Second, how many epochs we will train and how can I tune it? The only parameters seems related to training epoch is max_steps in experiments.trainer. But its value is 45,000. Does it mean that we need to train 45,000 epochs?.... Or each step represents training one frame?

Third, how should I determine which model we should used for testing/generating new avatar? There are a lot of loss and I am kind of lost..

felixshing commented 1 year ago

@1211186431 Hey, sorry to bother you again. May I ask have you successfully trained X-avatar on your dataset? I tried to do that but somehow the inference results are even not a human body but like the follwing one... xavatar_outputs00

1211186431 commented 1 year ago

First, regarding the issue with res_up I think you are correct. It is used to set the resolution of the output mesh. res_up=4 will render a clearer mesh compared to res_up=3 but it will also consume more GPU memory. As for how to set it, I believe it is a matter of personal preference since the visualization results during validation should not affect the network training.

Next, concerning training on your own dataset, I'm sorry to say that I haven't done that yet. However, I am interested in your results. Could you please let me know what format your own dataset is in? Perhaps I can analyze the reasons behind your results based on that.

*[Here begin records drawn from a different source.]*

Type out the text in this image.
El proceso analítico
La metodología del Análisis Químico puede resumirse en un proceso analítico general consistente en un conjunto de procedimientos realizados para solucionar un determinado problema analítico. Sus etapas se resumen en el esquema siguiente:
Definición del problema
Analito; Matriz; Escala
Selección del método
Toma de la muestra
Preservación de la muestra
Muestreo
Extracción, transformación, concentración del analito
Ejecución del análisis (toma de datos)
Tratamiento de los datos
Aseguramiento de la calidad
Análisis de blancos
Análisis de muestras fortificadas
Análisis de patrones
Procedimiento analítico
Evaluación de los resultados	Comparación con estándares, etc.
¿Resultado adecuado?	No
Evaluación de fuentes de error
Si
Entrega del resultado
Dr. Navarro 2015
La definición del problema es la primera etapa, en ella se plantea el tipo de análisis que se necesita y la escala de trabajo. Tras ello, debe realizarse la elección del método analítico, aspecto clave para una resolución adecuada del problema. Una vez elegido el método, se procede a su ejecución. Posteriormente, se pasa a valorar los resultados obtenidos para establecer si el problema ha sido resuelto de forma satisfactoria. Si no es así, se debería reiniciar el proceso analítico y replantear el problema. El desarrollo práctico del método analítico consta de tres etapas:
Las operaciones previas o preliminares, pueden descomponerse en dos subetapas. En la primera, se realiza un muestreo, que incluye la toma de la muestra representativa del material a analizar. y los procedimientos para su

felixshing commented 1 year ago

@1211186431 Thanks! I would love to share my data with you. Would you mind sending me your email address or wechat (if you have) to my email: rcheng4@gmu.edu? My dataset contains some private information and thus I am not willing to post it online.

Regarding the error, I have located the reason. After debugging, I found that the issue might stem from the part type prediction of each point. All points are being predicted as 'body', resulting in the omission of other parts like the face, hands, etc. Specifically, this code lies in "if self.opt.category_sample" of XHumans_rgbd.py. But I don't know why my dataset generates this issue and I am still debugging it.